Example 3 - Add

1A56

• The CPU implements the S/370 architecture.
• The initial values of GPRs 5 and 6 are 11223344 and 12345678 respectively.

Opcode - 1A     R1 - 5     R2 - 6

D-Stage

Examine the first 8 (sometimes 16) bits of the instruction to determine the instruction to be executed. In this case, they are equal to 1A, which in the S/370 architecture indicates it's an Add register instruction.

A-Stage

This stage is used to calculate the EA of any memory based operands. An Add register instruction has no memory based operands, therefore no operation will be performed during this stage.

T-Stage

Used to translate each of the EAs' for memory based operands to their corresponding physical address. Since this instruction has no memory based operands, there are no EA values to be translated.
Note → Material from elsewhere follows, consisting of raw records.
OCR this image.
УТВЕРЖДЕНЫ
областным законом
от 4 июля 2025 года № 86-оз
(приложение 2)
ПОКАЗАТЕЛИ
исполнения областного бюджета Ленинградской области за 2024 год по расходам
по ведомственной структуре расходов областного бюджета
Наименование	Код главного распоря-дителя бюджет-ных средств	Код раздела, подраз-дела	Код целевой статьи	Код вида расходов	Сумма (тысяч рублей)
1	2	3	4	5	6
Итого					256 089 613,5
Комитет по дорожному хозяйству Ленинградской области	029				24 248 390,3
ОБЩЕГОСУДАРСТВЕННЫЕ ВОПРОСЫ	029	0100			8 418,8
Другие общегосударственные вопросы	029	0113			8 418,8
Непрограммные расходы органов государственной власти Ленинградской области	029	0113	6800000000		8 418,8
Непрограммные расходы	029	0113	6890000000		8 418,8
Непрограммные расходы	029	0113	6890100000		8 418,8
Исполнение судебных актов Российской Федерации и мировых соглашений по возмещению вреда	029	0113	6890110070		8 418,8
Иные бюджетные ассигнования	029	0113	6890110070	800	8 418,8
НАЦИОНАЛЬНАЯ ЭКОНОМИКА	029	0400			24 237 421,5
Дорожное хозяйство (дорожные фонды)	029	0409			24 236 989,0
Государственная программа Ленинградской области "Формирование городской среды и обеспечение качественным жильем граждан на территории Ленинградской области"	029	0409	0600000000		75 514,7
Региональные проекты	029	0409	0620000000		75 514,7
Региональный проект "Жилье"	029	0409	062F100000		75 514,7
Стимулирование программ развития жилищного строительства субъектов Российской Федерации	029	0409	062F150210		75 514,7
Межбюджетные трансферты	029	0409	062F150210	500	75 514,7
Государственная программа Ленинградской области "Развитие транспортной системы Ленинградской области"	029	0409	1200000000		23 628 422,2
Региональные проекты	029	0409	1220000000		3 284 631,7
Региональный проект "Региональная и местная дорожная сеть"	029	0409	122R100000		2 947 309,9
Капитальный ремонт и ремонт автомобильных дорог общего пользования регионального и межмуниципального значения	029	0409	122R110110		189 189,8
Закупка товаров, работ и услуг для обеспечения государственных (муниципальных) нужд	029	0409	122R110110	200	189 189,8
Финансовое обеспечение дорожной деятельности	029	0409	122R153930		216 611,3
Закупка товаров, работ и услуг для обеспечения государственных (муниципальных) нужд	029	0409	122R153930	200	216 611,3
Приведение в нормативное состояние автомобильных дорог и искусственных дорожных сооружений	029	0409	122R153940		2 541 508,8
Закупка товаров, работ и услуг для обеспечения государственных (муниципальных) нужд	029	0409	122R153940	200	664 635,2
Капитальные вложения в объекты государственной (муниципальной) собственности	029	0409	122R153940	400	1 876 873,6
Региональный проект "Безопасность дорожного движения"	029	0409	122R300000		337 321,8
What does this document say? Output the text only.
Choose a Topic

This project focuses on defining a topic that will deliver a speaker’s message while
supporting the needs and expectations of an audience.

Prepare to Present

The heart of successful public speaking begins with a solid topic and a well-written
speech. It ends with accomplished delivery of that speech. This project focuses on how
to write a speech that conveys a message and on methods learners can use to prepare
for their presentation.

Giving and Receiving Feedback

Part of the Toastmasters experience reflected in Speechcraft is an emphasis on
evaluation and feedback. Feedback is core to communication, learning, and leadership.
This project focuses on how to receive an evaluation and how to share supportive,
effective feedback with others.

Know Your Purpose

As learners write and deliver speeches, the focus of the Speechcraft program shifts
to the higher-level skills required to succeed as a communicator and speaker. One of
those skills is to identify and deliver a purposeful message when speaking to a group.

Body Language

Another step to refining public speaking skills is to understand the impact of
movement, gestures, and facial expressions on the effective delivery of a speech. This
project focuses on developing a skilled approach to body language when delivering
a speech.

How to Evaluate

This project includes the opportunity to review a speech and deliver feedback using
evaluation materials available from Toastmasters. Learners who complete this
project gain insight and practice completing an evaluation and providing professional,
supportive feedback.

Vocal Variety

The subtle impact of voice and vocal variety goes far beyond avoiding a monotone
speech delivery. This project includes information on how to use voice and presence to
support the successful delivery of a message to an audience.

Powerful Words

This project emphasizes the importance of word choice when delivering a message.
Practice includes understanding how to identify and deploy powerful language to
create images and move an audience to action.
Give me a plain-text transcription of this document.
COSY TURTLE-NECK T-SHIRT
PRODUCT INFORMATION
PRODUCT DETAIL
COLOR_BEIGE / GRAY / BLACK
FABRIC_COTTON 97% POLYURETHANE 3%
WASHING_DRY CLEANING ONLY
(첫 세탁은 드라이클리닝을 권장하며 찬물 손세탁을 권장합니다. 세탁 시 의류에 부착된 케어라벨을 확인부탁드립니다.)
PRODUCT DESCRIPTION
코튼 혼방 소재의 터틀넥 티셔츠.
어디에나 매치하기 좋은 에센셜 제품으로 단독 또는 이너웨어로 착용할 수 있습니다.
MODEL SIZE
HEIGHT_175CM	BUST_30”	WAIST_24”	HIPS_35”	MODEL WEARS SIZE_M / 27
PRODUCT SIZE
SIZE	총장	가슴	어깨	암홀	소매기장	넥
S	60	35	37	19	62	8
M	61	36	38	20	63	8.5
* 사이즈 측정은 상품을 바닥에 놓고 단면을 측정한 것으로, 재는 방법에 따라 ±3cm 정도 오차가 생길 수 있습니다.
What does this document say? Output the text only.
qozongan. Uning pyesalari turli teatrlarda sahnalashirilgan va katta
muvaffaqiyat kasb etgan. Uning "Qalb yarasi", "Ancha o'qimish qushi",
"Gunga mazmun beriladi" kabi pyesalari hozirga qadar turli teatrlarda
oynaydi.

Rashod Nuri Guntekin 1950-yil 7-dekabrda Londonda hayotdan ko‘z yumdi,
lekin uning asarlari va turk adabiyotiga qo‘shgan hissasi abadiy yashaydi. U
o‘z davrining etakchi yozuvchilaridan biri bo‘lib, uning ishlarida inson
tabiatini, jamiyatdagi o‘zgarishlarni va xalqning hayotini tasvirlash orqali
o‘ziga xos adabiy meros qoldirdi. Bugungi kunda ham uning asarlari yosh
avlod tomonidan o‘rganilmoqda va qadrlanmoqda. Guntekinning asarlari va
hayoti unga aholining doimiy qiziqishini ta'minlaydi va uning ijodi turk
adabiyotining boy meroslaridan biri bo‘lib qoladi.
Again, this stage will be a nop for this instruction.

B-Stage

Obtains the source operand(s). An Add register instruction has 2 source operands. The operands are the contents of the GPRs specified by the R1 and R2 fields of the instruction. In this example, the R1 and R2 fields are equal to 5 and 6. Based on the assumptions above, the initial contents of registers 5 and 6 are equal to 11223344 and 12345678. Therefore, the source operands for this example are going to be equal to 11223344 and 123454678.

E-Stage

Calculates the result of the instruction. For an Add register instruction, the result is the sum of the 2 source operands. In this example, the 2 source operands obtained by the B-Stage are 11223344 and 12345678. The sum of those 2 operands is 235689BC.

W-Stage

Writes the result from the E-Stage. For an Add register instruction, the result is stored into the register specified by the R1 field of the instruction. In this case, the result of 235689BC, from the E-Stage, will be written to GPR5.